Они шли примерно час, Михаил неуловимо направлял ее вверх по извилистой узкой тропинке вглубь леса и выше в горы. Небольшой дом скрывался за скалой. Почти у самых стен густо росли деревья. Снаружи он выглядел совсем маленьким, темным и заброшенным.

Жак и Грегори мгновенно изменили мрачный интерьер. По мановению руки исчез слой пыли. Поленья в камине оказались охвачены пламенем. Зажглись свечи, и аромат леса наполнил помещение.

Рейвен покорно вошла внутрь. Грегори и Жак прошлись по небольшому строению, обустроив его, как могли, за короткий промежуток времени. А затем удалились под защиту леса, предоставляя Михаилу и Рейвен время побыть вдвоем.

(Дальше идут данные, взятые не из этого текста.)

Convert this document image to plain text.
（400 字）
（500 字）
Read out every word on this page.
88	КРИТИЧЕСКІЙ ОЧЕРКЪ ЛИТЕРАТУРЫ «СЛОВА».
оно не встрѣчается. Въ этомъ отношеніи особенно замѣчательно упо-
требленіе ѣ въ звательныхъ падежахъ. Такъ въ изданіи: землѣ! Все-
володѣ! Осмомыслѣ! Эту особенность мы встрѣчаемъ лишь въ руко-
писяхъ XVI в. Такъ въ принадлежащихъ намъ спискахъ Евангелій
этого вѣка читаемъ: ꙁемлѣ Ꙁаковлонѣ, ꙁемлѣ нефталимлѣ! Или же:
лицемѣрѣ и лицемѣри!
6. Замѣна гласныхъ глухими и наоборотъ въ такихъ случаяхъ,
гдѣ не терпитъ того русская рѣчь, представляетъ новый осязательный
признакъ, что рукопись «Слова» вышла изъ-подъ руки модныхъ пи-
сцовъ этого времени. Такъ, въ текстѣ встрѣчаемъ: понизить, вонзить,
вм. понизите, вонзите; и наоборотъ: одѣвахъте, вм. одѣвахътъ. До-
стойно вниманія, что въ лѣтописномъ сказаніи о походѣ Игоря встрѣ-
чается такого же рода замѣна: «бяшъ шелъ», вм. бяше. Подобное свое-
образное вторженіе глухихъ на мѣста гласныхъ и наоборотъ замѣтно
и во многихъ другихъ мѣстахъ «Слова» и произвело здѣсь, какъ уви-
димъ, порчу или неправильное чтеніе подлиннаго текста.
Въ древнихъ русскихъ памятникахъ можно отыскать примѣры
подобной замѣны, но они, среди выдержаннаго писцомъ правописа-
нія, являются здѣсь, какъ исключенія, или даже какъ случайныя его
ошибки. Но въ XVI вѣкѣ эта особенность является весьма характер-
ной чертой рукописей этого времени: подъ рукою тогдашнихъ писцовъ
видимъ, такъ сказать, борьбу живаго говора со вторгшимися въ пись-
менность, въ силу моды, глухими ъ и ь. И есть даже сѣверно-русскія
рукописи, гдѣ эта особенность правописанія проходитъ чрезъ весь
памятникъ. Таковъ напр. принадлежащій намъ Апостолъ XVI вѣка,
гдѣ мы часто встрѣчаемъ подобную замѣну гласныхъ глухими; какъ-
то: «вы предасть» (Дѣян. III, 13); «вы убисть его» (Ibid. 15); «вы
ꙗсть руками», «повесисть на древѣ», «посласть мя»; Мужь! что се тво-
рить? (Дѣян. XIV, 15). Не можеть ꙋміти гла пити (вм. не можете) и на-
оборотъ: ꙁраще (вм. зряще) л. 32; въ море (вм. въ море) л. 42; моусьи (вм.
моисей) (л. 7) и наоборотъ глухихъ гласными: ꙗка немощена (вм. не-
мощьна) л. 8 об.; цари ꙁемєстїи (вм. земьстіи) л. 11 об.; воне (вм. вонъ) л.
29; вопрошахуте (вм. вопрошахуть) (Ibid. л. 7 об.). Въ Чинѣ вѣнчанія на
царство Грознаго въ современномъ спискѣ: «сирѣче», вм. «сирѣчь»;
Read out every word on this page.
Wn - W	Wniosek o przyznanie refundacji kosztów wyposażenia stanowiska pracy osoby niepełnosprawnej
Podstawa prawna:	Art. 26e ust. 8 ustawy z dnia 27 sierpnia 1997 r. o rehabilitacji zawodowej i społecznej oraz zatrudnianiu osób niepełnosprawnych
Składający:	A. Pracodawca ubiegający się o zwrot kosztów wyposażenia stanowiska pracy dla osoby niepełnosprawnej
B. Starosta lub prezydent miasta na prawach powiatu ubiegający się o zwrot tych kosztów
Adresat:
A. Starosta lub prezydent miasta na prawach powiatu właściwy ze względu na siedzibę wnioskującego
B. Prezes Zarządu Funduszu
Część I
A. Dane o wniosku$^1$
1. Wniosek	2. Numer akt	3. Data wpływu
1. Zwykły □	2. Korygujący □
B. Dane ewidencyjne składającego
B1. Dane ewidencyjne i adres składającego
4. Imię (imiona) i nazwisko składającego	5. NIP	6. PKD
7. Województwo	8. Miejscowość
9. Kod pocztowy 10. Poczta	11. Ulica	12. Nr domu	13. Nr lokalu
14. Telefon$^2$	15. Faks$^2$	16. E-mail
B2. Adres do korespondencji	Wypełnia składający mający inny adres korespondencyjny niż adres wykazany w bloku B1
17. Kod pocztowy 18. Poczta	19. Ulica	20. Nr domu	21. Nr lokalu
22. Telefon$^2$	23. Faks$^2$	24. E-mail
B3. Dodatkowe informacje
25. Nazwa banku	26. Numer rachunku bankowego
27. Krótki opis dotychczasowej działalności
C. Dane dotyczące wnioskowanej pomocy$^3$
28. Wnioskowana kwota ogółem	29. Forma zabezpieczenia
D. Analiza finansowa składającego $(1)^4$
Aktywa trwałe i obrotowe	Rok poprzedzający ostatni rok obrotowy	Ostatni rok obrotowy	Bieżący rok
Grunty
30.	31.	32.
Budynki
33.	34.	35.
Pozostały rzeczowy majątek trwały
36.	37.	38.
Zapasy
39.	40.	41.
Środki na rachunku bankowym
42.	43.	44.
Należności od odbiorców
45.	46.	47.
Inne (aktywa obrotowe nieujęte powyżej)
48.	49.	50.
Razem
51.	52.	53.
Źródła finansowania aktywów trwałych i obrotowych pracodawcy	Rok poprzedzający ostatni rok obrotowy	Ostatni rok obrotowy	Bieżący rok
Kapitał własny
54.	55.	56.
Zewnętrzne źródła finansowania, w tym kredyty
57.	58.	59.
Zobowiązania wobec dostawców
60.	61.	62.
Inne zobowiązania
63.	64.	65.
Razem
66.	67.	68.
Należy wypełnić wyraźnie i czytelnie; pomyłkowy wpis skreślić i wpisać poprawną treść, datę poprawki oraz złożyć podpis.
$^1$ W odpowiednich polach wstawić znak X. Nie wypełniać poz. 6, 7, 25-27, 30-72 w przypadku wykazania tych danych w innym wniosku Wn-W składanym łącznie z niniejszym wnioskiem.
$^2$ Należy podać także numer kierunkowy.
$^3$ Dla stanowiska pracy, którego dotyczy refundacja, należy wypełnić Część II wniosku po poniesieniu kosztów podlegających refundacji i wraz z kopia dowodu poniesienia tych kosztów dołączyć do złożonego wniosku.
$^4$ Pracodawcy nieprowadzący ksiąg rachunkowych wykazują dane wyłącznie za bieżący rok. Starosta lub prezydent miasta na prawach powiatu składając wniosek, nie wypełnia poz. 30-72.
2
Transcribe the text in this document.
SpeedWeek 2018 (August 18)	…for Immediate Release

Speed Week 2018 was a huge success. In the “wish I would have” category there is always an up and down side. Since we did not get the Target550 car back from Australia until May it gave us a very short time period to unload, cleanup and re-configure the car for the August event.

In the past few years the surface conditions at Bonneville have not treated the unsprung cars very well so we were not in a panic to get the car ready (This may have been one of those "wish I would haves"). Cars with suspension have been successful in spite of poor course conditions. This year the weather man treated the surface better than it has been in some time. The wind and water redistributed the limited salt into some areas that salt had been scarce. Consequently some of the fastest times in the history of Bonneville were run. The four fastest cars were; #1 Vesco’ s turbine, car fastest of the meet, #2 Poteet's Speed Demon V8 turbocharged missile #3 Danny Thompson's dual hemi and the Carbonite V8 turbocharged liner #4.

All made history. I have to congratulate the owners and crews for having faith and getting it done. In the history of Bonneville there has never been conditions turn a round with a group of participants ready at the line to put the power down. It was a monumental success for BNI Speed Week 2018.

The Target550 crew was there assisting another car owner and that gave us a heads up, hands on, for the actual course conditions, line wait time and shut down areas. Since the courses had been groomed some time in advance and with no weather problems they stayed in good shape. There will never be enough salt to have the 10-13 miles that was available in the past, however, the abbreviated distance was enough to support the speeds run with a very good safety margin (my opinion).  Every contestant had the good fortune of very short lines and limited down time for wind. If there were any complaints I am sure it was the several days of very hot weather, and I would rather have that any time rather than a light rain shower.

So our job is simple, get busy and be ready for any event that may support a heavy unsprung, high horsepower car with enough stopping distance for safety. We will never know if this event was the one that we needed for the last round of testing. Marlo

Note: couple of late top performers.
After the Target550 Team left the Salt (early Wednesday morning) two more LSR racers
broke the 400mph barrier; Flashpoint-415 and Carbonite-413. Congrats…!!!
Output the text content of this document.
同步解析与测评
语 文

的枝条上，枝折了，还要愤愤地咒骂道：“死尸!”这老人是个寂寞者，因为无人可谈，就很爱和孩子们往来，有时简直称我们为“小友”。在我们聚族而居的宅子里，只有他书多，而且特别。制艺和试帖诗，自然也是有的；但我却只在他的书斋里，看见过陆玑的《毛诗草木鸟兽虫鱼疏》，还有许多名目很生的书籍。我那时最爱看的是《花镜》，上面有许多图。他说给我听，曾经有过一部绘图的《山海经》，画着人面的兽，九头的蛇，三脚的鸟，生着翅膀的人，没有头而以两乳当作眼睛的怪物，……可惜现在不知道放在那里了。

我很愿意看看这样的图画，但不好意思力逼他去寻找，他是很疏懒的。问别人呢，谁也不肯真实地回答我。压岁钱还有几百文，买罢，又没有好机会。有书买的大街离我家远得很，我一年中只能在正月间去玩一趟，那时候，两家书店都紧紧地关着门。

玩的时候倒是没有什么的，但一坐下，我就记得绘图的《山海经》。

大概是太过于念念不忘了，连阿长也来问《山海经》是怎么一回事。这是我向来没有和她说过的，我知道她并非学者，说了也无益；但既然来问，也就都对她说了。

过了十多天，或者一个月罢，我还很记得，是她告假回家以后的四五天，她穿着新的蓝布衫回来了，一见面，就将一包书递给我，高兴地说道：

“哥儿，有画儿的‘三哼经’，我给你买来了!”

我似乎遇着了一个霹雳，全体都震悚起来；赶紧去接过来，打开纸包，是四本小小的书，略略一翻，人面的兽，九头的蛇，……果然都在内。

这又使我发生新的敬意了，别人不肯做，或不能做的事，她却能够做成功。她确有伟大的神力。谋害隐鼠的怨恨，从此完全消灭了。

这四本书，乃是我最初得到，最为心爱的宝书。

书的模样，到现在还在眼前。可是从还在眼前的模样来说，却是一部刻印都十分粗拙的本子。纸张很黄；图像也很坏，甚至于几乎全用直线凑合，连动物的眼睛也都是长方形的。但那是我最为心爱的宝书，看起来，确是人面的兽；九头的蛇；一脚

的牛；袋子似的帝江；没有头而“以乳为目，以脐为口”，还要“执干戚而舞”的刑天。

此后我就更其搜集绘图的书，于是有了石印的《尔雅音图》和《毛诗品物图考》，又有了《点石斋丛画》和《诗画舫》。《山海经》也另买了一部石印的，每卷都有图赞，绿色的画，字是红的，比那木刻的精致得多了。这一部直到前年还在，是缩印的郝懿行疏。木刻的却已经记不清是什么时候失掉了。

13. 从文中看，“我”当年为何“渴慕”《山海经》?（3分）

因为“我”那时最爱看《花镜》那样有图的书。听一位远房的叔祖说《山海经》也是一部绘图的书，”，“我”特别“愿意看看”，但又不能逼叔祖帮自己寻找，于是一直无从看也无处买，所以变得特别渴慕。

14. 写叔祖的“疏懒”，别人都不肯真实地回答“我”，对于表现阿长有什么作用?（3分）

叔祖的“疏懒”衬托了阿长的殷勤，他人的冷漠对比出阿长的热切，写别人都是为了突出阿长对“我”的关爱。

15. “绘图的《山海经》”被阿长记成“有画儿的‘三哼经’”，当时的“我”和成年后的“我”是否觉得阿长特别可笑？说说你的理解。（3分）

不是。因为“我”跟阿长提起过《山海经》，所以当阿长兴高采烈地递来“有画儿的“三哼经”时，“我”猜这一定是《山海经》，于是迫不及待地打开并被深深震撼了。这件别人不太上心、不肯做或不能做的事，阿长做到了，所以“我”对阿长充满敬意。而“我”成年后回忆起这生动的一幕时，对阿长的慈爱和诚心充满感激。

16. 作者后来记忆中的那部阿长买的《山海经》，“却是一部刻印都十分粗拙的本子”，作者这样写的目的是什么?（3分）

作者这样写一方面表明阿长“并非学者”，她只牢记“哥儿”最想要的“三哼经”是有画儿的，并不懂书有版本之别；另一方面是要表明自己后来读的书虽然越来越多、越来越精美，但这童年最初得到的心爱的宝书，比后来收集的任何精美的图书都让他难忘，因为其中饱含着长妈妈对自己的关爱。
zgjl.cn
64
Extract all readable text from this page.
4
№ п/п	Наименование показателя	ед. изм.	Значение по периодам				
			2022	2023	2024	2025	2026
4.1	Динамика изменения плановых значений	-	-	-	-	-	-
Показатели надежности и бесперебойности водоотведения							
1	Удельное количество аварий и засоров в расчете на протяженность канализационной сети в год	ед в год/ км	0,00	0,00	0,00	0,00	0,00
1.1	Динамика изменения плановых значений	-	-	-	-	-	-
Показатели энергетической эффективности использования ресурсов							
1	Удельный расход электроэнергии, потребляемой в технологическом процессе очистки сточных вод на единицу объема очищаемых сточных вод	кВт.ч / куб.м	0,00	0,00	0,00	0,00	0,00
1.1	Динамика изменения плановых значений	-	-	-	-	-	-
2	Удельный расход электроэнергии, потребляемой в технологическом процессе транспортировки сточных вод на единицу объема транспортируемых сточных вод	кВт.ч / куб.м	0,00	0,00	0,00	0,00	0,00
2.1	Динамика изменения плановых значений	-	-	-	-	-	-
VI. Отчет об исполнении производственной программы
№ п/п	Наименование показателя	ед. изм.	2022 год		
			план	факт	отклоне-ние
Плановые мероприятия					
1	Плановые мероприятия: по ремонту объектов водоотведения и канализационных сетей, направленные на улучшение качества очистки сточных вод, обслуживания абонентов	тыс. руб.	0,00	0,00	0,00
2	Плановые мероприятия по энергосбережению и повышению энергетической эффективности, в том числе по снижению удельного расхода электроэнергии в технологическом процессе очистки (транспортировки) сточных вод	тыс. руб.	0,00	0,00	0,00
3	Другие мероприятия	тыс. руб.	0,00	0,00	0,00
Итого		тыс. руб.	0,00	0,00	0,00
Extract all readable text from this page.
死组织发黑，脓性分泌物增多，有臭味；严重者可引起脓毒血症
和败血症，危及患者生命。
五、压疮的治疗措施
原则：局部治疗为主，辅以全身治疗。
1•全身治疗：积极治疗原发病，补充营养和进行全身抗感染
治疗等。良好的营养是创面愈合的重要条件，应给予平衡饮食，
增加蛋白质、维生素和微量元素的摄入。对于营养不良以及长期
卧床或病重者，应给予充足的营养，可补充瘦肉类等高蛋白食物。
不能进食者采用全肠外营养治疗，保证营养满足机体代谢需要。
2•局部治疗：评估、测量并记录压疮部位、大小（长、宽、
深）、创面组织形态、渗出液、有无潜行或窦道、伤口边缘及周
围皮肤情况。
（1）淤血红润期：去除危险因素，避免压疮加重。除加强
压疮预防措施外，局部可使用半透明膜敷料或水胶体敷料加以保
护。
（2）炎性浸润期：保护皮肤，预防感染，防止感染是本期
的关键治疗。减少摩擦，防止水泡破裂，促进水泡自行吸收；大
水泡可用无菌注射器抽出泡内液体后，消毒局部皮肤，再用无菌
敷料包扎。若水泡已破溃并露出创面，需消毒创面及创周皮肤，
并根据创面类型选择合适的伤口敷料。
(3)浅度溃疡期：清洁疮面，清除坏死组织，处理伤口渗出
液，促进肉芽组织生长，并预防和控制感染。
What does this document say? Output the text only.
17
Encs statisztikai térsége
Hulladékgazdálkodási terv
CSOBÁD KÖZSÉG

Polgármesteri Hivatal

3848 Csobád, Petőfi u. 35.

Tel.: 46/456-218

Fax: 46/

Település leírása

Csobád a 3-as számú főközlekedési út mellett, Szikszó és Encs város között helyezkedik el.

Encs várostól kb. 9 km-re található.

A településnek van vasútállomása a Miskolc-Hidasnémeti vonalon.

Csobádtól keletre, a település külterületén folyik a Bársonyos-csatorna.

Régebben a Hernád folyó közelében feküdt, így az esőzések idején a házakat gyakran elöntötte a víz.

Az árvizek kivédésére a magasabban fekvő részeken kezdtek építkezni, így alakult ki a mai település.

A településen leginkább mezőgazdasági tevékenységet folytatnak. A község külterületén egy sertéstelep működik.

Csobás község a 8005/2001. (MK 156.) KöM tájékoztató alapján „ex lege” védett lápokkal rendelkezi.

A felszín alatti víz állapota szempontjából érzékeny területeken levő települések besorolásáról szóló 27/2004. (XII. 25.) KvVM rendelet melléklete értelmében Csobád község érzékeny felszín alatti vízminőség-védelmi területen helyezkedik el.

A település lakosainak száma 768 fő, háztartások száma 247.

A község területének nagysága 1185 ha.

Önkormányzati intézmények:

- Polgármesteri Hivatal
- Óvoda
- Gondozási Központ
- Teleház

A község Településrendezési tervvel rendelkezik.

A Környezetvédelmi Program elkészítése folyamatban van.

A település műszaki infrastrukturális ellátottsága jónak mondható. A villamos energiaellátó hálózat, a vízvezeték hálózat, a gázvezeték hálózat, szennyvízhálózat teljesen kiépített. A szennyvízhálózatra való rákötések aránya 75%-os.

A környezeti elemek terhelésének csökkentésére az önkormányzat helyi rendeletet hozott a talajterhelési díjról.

Рейвен прошла по деревянному полу, устанавливая между собой и Михаилом дистанцию. Она все еще была очень слаба, но хотела обходиться без поддержки Михаила, насколько это было возможно. Она дотронулась до спинки стула, погладила ее пальцами. Привычное ощущение помогло уменьшить охватившую ее дрожь.

— Спасибо, Михаил, за джинсы.

Через плечо она ему загадочно улыбнулась. В глубине ее синих глаз он не нашел ни гнева, ни обвинения — только любовь к нему сияла там.

— Я счастлив, что они тебе понравились, хотя все еще считаю, что это одежда для мужчин, а не для красивой женщины. Я надеялся, хоть это заставит тебя улыбнуться.

— Только потому, что у тебя на лице появится все то же страдальческое выражение.

Она встала у окна, ее глаза с легкостью пронзали темноту.

— Я больше не хочу пережить это снова, — сказала она резко, со значением.

Желая, чтобы он понял, что она говорит серьезно.

Михаил резко втянул воздух, ответ был готов сорваться с его языка. Вместо этого он тщательно подобрал слова.

— Наша кровь и прежде всего наши тела приветствуют землю. Раны у меня на ноге зажили за одну ночь. Твои раны, такие глубокие, смертельные, — за шесть ночей.

Рейвен наблюдала, как ветер гонит по земле листья.

— Я довольно-таки умна, Михаил. Я смогла лично убедиться, что ты говоришь мне правду. Разумом я, возможно, принимаю это, восхищаюсь этим. Но я ни за что не хочу испытать это вновь. Я не могу. Я не желаю и прошу тебя принять этот мой недостаток.

Он преодолел разделяющее их расстояние. Рукой обхватил ее сзади и притянул к себе. Он обнимал ее в этом старом доме, далеко в горах. Он горевал о потере своего дома, своих книг, горевал о своем прошлом, но больше всего он горевал о том, что не может отдалиться от Рейвен. Он мог приказывать земле, животным, небу, но тем не менее не мог заставить себя стереть ее воспоминания, потому что она просила его не делать этого. Такая простая просьба.

Рейвен подняла голову, изучая темные черты его лица. Очень нежно она разгладила морщинки, которые залегли у него на лбу.

— Не печалься обо мне, Михаил, и перестань брать на себя так много. Воспоминания — полезная вещь. Когда я стану сильнее, я смогу вернуться к ним и изучить их, взглянуть на них с другой стороны и, возможно, стану чувствовать себя намного уютнее, когда надо будет защитить себя.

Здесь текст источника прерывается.